In Search of Haydn

Review by © Jane Freebury

The ‘in search of’ formula has worked well for British documentary maker Phil Grabsky. He has been on the trail of Beethoven and Mozart and has recently traced the life of another iconic figure of European music, Joseph Haydn. Not as high profile as his two contemporaries, who were pupil and friend respectively, but this son of a wheelwright and former choirboy who became composer to the Hungarian nobility provides plenty of good material too.

Unlike Stephen Fry, so often in front of camera on his personal odyssey in Wagner and Me, Grabsky is nowhere to be seen or heard, though he is of course an unacknowledged guiding presence. It’s his style to let the numerous experts he interviews, including singers and musicians who perform Haydn’s composition, to chat away to camera without interposing his own personality. This worked better in the two previous films, where the colossal Beethoven and Mozart each dominated. Here, however, the portrait of this ‘simple, honest, pleasant man’ tends to be not quite so compelling.

The impact is cumulative instead as we get to know more about the ‘genial, joyous and outgoing’ man who, despite his isolation working far from the cultural intensity of Vienna, became a creative powerhouse of 18th century classical music.
Apparently a hero in his own lifetime, he was very influential on the concept of classical musical forms in Europe and was lionised as a celebrity and became a very wealthy man on his visit to England towards the end of his career. And I thought that sort of thing only began last century.

Haydn had an unusually long and prolific career. From his late teens until his early 70s he composed nearly every day, and that’s a big creative output on any measure. It was also quite possibly harder to achieve, as he lived out in the sticks on the Esterhazy estate and did not enjoy the cultural stimulation of city life. Nor did he travel much, although he clearly wished he could have.

Nonetheless, Hadyn appears to have absorbed the zeitgeist.

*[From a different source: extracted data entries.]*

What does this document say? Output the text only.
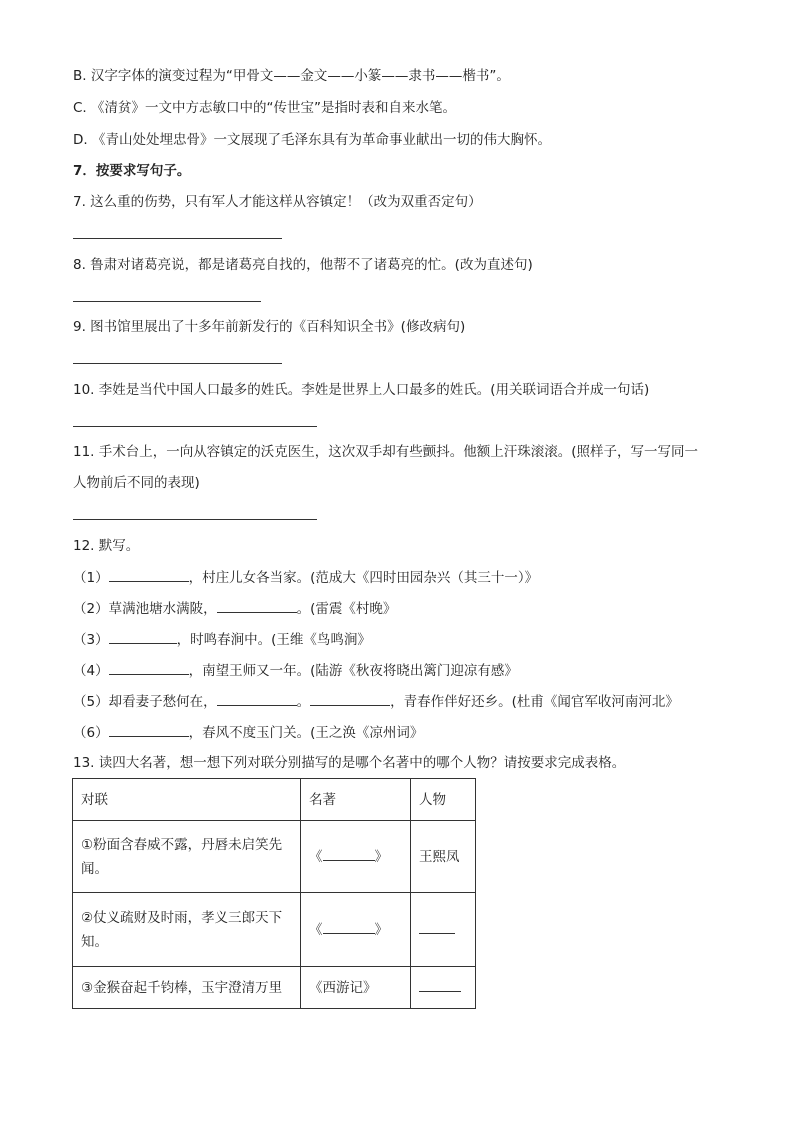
B. 汉字字体的演变过程为“甲骨文——金文——小篆——隶书——楷书”。
C. 《清贫》一文中方志敏口中的“传世宝”是指时表和自来水笔。
D. 《青山处处埋忠骨》一文展现了毛泽东具有为革命事业献出一切的伟大胸怀。
7．按要求写句子。
7. 这么重的伤势，只有军人才能这样从容镇定！（改为双重否定句）
8. 鲁肃对诸葛亮说，都是诸葛亮自找的，他帮不了诸葛亮的忙。(改为直述句)
9. 图书馆里展出了十多年前新发行的《百科知识全书》(修改病句)
10. 李姓是当代中国人口最多的姓氏。李姓是世界上人口最多的姓氏。(用关联词语合并成一句话)
11. 手术台上，一向从容镇定的沃克医生，这次双手却有些颤抖。他额上汗珠滚滚。(照样子，写一写同一
人物前后不同的表现)
12. 默写。
（1）	，村庄儿女各当家。(范成大《四时田园杂兴（其三十一）》
（2）草满池塘水满陂，	。(雷震《村晚》
（3）	，时鸣春涧中。(王维《鸟鸣涧》
（4）	，南望王师又一年。(陆游《秋夜将晓出篱门迎凉有感》
（5）却看妻子愁何在，	。	，青春作伴好还乡。(杜甫《闻官军收河南河北》
（6）	，春风不度玉门关。(王之涣《凉州词》
13. 读四大名著，想一想下列对联分别描写的是哪个名著中的哪个人物？请按要求完成表格。
对联	名著	人物
①粉面含春威不露，丹唇未启笑先
闻。	《 》	王熙凤
②仗义疏财及时雨，孝义三郎天下
知。	《 》	
③金猴奋起千钧棒，玉宇澄清万里	《西游记》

They say he was a man of his time, with a ‘diplomatic’ way of allowing each musical instrument its own voice. A very democratic gesture in an age of political tumult and revolution.

At the same time he was a ‘bond servant’ on the staff of the Esterhazy family, expected to match his outputs with corporate goals. Imagine, the Esterhazy family built a palace to rival Versailles and they strove to rival the Hapsburgs themselves in wealth and influence. It appears Hadyn’s music could be many things to many people.

In a capsule: An absorbing biopic of a prolific and long musical career. Full of excerpts from Haydn’s work recorded live and interviews with the experts who count, those who sing or play his compositions.